Pommerat, Cendrillon – Deuxième partie, scènes 14 et 15

Scène 14

 

La voix de la narratrice. Alors voilà l’histoire se termine. C’est la fin. Comme je vous l’ai dit pour commencer, je ne me rappelle plus si cette histoire est la mienne ou bien l’histoire de quelqu’un d’autre. Mais ça n’a pas d’importance. Aujourd’hui, ma mémoire est fatiguée, c’est comme si mon corps et ma voix n’habitaient plus au même endroit. Ma vie a été longue, très longue et très heureuse, alors je suis comblée. J’ai beaucoup aimé, j’ai eu quelques enfants et j’ai vécu plein d’événements, impossibles à raconter. Mais je sais… il y a encore un détail concernant la très jeune fille que vous aimeriez savoir. Alors ce détail je vais vous le dire. La très jeune fille, qui était curieuse et courageuse, demanda un jour à la fée devenue son amie de pouvoir réentendre les mots de sa mère prononcés avant de mourir. Ainsi la fée, qui avait ce pouvoir, lui permit de revenir sur le passé. Et voilà ce qu’elle a pu entendre.

Chambre de la mère mourante comme au début de l’histoire.

La très jeune fille accompagnée de la fée revoit la scène des derniers instants passés avec sa mère. Comme devant une projection.

La mère. Ma chérie… Si tu es malheureuse, pour te donner du courage, pense à moi… Mais n’oublie jamais, si tu penses à moi fais-le toujours avec le sourire.
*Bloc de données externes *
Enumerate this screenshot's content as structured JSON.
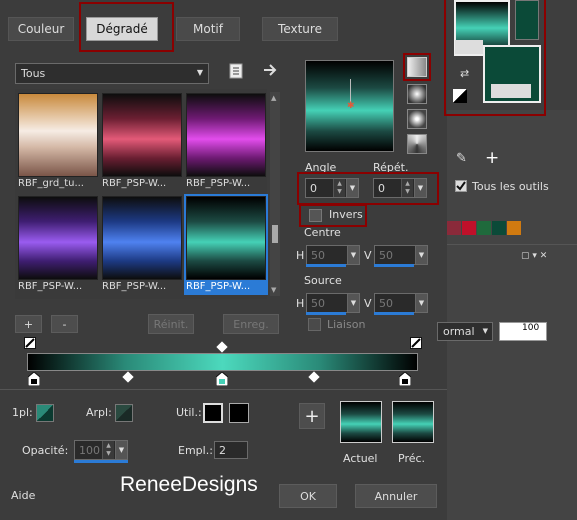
{
  "tabs": [
    "Couleur",
    "Dégradé",
    "Motif",
    "Texture"
  ],
  "category_select": "Tous",
  "thumbnails": [
    {
      "label": "RBF_grd_tu...",
      "gradient": "linear-gradient(to bottom,#c98a3c 0%,#f6ece4 45%,#d4b8a6 65%,#7a5548 100%)",
      "selected": false
    },
    {
      "label": "RBF_PSP-W...",
      "gradient": "linear-gradient(to bottom,#0d0d0d 0%,#6b1f32 30%,#e35a78 55%,#6b1f32 78%,#0d0d0d 100%)",
      "selected": false
    },
    {
      "label": "RBF_PSP-W...",
      "gradient": "linear-gradient(to bottom,#0d0d0d 0%,#6e1a73 30%,#e24dec 55%,#6e1a73 78%,#0d0d0d 100%)",
      "selected": false
    },
    {
      "label": "RBF_PSP-W...",
      "gradient": "linear-gradient(to bottom,#0d0d0d 0%,#3f1e72 30%,#9a5cf0 55%,#3f1e72 78%,#0d0d0d 100%)",
      "selected": false
    },
    {
      "label": "RBF_PSP-W...",
      "gradient": "linear-gradient(to bottom,#0d0d0d 0%,#1d3a84 30%,#4f82f0 55%,#1d3a84 78%,#0d0d0d 100%)",
      "selected": false
    },
    {
      "label": "RBF_PSP-W...",
      "gradient": "linear-gradient(to bottom,#000 0%,#1c4a43 30%,#45d1b6 55%,#1c4a43 78%,#000 100%)",
      "selected": true
    }
  ],
  "buttons": {
    "add": "+",
    "remove": "-",
    "reset": "Réinit.",
    "save": "Enreg.",
    "ok": "OK",
    "cancel": "Annuler",
    "help": "Aide"
  },
  "angle": {
    "label": "Angle",
    "value": "0"
  },
  "repeat": {
    "label": "Répét.",
    "value": "0"
  },
  "invert": {
    "label": "Invers"
  },
  "center": {
    "label": "Centre",
    "h_label": "H",
    "h_value": "50",
    "v_label": "V",
    "v_value": "50"
  },
  "source": {
    "label": "Source",
    "h_label": "H",
    "h_value": "50",
    "v_label": "V",
    "v_value": "50"
  },
  "link": {
    "label": "Liaison"
  },
  "stops": {
    "start_label": "1pl:",
    "end_label": "Arpl:",
    "use_label": "Util.:"
  },
  "opacity": {
    "label": "Opacité:",
    "value": "100",
    "progress": 100
  },
  "location": {
    "label": "Empl.:",
    "value": "2"
  },
  "preview": {
    "current_label": "Actuel",
    "previous_label": "Préc."
  },
  "watermark": "ReneeDesigns",
  "right_panel": {
    "all_tools": "Tous les outils",
    "blend_mode": "ormal",
    "opacity_value": "100"
  },
  "colors": {
    "accent": "#2b7bd6",
    "highlight": "#8b0000",
    "teal": "#45d1b6",
    "dark_green": "#0b4a38"
  },
  "swatches": [
    "#8a2a3a",
    "#c0102a",
    "#1f6a3c",
    "#0b4a38",
    "#d07a10"
  ]
}
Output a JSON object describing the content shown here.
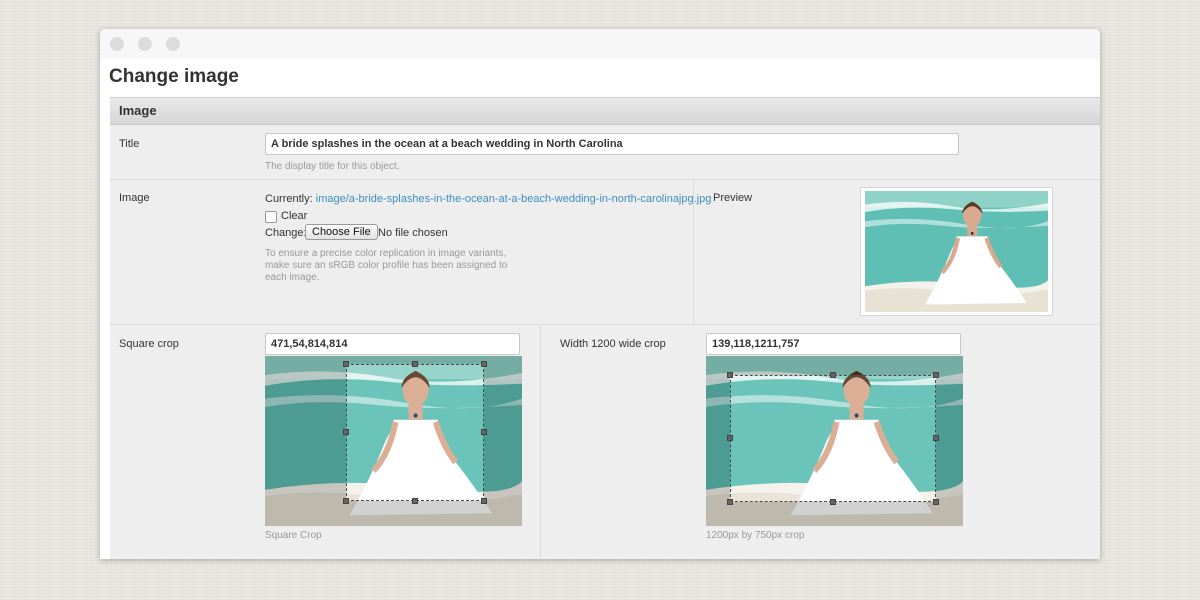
{
  "page": {
    "title": "Change image"
  },
  "fieldset": {
    "legend": "Image"
  },
  "title_field": {
    "label": "Title",
    "value": "A bride splashes in the ocean at a beach wedding in North Carolina",
    "help": "The display title for this object."
  },
  "image_field": {
    "label": "Image",
    "currently_label": "Currently:",
    "currently_link": "image/a-bride-splashes-in-the-ocean-at-a-beach-wedding-in-north-carolinajpg.jpg",
    "clear_label": "Clear",
    "change_label": "Change:",
    "choose_button": "Choose File",
    "no_file": "No file chosen",
    "help_lines": [
      "To ensure a precise color replication in image variants,",
      "make sure an sRGB color profile has been assigned to",
      "each image."
    ]
  },
  "preview": {
    "label": "Preview"
  },
  "square_crop": {
    "label": "Square crop",
    "value": "471,54,814,814",
    "help": "Square Crop"
  },
  "wide_crop": {
    "label": "Width 1200 wide crop",
    "value": "139,118,1211,757",
    "help": "1200px by 750px crop"
  },
  "colors": {
    "link": "#3d8fc0",
    "sea": "#5fbfb4",
    "foam": "#ffffff",
    "sand": "#e8e2d4"
  }
}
La voix de la narratrice. Bien sûr ça la rendit triste de revoir ainsi sa mère. Et de réaliser à quel point elle l’avait mal comprise. Mais à partir de ce jour, quand elle pensait à elle, c’était de la force qu’elle ressentait.

Scène 15

Plus tard. Une nuit de fête. Musique.

Le très jeune prince et la très jeune fille dansent, se déchaînent.

La voix de la narratrice. Et ces moments-là non plus elle ne les oublia jamais. Même après que la vie les a éloignés l’un de l’autre, le très jeune prince et la très jeune fille s’écrivirent. Ils s’envoyèrent des mots même de l’autre bout du monde, et ça jusqu’à la fin de leur existence. Voilà c’est fini. Même les erreurs ont une fin heureusement. Alors moi, je me tais et je m’en vais.